Australia’s biggest machinery conference has been cancelled after Victoria was plunged into another snap lockdown this morning.

The Tractor and Machinery Association of Australia announced it had no choice but to postpone its Towards 2030 conference, which was scheduled to be held in Melbourne on July 20.

Tractor and Machinery Association of Australia executive director Gary Northover said an update was expected in the “next few days”.

“This is of course extremely disappointing given the efforts made by our speakers, sponsors and delegates to try and get this event to happen, but hopefully we can arrive at a date in the not too distant future that will allow people from all states to participate,” Mr Northover said.

The news comes just over a week after the national machinery body announced it would proceed with the event, which was to be livestreamed for those who were stranded in other lockdown-affected states.
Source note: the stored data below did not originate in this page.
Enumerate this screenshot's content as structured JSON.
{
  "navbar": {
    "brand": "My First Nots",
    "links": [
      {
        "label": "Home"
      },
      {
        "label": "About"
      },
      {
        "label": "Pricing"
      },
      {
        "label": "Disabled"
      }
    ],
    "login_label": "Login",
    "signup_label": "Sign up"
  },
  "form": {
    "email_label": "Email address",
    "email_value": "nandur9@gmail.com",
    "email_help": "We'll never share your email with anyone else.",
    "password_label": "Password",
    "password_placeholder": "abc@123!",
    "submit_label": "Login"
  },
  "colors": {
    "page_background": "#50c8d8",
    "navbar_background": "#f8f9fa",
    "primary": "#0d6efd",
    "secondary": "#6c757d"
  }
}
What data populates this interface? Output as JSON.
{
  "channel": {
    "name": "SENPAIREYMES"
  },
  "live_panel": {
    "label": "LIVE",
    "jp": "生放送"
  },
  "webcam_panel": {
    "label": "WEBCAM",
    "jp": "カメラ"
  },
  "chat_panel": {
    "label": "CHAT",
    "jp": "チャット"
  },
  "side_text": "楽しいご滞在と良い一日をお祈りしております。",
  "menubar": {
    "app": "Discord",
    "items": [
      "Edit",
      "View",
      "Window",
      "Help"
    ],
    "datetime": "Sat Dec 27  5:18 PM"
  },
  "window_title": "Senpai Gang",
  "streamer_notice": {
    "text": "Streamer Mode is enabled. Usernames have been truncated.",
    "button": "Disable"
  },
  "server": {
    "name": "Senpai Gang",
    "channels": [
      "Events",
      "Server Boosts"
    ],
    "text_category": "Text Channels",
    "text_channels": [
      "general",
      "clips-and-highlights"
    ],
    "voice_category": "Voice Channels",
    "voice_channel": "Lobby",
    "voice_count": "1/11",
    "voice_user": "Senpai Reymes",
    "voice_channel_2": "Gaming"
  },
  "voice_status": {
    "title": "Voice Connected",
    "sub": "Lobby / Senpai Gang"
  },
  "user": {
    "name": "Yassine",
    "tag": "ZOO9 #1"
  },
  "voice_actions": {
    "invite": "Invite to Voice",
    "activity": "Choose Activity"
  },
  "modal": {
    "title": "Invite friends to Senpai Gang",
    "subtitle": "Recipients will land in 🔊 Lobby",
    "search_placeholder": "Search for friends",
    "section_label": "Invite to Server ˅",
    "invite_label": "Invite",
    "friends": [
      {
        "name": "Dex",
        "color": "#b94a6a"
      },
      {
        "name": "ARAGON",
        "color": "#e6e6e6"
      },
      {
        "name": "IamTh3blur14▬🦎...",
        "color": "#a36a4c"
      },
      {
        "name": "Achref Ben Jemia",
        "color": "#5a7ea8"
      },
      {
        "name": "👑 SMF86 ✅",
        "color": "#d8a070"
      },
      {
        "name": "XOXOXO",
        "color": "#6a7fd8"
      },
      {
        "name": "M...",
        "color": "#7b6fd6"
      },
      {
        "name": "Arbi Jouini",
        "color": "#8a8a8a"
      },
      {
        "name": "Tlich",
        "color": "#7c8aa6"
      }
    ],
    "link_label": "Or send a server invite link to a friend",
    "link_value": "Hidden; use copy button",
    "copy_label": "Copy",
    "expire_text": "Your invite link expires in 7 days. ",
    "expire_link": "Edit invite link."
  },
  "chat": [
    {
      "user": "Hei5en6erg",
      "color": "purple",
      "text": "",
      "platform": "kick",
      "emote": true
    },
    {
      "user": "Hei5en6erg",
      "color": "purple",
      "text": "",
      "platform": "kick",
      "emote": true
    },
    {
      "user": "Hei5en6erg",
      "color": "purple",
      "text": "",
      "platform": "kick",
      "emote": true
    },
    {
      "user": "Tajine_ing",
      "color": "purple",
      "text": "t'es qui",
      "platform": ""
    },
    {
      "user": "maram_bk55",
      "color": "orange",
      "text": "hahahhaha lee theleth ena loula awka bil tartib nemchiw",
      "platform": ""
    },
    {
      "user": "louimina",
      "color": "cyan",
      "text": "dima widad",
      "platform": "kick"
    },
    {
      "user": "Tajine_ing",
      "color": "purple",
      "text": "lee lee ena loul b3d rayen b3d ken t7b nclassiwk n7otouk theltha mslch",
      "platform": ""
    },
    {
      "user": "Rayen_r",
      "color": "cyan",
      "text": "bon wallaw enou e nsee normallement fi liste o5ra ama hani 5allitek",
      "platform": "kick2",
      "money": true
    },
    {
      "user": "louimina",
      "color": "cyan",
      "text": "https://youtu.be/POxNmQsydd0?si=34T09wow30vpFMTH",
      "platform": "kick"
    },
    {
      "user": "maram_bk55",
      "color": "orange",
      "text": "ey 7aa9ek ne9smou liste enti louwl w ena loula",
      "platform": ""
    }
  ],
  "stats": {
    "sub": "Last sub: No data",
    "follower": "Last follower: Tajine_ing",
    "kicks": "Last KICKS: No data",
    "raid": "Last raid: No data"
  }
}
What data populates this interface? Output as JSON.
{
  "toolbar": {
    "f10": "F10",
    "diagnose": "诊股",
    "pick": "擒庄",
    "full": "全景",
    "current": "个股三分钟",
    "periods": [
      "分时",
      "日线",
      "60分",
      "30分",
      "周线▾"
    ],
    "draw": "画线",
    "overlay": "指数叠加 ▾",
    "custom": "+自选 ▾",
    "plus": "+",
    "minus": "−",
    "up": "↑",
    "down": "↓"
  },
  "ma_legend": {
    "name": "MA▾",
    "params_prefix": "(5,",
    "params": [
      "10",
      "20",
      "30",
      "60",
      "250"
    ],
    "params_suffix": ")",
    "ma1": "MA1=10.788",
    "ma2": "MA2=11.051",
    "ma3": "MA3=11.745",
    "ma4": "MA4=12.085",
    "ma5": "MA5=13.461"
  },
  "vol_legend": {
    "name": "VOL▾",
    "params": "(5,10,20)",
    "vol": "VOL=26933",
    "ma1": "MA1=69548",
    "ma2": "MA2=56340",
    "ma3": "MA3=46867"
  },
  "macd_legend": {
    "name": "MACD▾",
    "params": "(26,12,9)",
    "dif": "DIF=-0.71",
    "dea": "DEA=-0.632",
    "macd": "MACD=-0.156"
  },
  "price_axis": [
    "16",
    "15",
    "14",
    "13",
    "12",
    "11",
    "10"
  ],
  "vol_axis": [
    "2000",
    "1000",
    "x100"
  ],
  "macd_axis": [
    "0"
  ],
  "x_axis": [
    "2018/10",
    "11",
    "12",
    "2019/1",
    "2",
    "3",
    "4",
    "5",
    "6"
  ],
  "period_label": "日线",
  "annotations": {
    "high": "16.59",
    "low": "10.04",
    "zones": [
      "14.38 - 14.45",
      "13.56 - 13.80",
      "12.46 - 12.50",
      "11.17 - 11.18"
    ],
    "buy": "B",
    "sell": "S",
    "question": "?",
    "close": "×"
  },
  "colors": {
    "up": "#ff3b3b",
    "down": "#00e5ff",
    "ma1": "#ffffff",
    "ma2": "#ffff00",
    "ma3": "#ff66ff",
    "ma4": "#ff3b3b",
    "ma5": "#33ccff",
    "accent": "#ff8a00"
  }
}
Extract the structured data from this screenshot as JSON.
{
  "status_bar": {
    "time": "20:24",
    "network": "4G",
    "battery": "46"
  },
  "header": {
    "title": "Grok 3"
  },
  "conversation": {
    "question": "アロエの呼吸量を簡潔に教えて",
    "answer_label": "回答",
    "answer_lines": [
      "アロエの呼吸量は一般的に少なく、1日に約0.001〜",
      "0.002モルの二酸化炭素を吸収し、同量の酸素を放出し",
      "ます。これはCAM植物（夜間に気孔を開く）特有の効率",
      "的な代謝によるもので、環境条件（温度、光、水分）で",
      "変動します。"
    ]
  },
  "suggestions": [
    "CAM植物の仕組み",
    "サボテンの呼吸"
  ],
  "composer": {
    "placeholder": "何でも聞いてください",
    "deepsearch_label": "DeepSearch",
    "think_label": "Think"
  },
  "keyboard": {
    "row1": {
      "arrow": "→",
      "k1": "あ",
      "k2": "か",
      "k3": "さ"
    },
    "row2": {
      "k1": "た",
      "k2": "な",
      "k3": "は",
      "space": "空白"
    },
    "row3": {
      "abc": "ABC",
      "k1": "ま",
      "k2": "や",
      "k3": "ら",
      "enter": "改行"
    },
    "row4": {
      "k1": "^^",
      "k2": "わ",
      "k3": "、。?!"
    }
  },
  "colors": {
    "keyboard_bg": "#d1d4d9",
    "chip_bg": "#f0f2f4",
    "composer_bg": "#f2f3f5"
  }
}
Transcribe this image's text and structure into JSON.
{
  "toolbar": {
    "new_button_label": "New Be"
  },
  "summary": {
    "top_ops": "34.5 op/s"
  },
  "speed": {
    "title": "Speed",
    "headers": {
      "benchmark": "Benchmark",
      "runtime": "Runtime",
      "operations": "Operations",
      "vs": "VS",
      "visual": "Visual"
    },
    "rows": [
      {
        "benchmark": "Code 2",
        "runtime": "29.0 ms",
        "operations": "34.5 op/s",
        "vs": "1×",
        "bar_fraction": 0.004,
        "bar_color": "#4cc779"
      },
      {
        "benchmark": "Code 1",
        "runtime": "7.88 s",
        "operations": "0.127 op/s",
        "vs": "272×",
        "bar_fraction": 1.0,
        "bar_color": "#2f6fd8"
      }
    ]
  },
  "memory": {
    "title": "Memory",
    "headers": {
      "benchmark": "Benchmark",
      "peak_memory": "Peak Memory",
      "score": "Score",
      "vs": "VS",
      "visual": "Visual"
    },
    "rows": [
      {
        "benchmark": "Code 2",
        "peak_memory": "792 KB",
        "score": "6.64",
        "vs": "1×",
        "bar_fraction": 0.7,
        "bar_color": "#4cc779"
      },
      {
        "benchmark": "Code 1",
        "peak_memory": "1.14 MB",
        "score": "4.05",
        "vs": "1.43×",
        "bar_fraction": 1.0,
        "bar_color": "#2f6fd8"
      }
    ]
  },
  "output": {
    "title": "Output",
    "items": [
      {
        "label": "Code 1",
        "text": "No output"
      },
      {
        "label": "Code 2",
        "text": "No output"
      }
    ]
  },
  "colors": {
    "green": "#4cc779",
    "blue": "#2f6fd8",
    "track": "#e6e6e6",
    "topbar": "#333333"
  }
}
Among the key speakers who had signed up were Australian Competitor and Consumer Commission deputy chair Mick Keogh, Victorian Farmers Federation president Emma Germano, Westpac senior economist Justin Smirk, Agriview managing director Alan Kirsten, Costa AgTech and Innovation commercial manager Jesse Reader, and Grain Producers Association chairman Andrew Weidemann.

The Victorian Government announced the lockdown — which took affect at midnight and is the State’s fifth so far — yesterday to curb growing COVID-19 clusters linked to the Sydney outbreak of the Delta variant.

It is expected to last between three and five days.

The fast-moving situation means WA is on the brink of a hard border with the entire eastern seaboard for the first time since January after reimposing travel restrictions on Victoria on Wednesday afternoon.

Victoria was upgraded from “very low risk” to “low risk”, allowing travellers to enter WA provided they are immediately tested, self-isolate for two weeks and then get swabbed again on day 11.

It is anticipated Victoria could be escalated to “medium risk”, in-line with NSW and Queensland, which would effectively reinstate a hard border with 80 per cent of Australia’s population.

There are now more than 120 exposure sites listed in Victoria.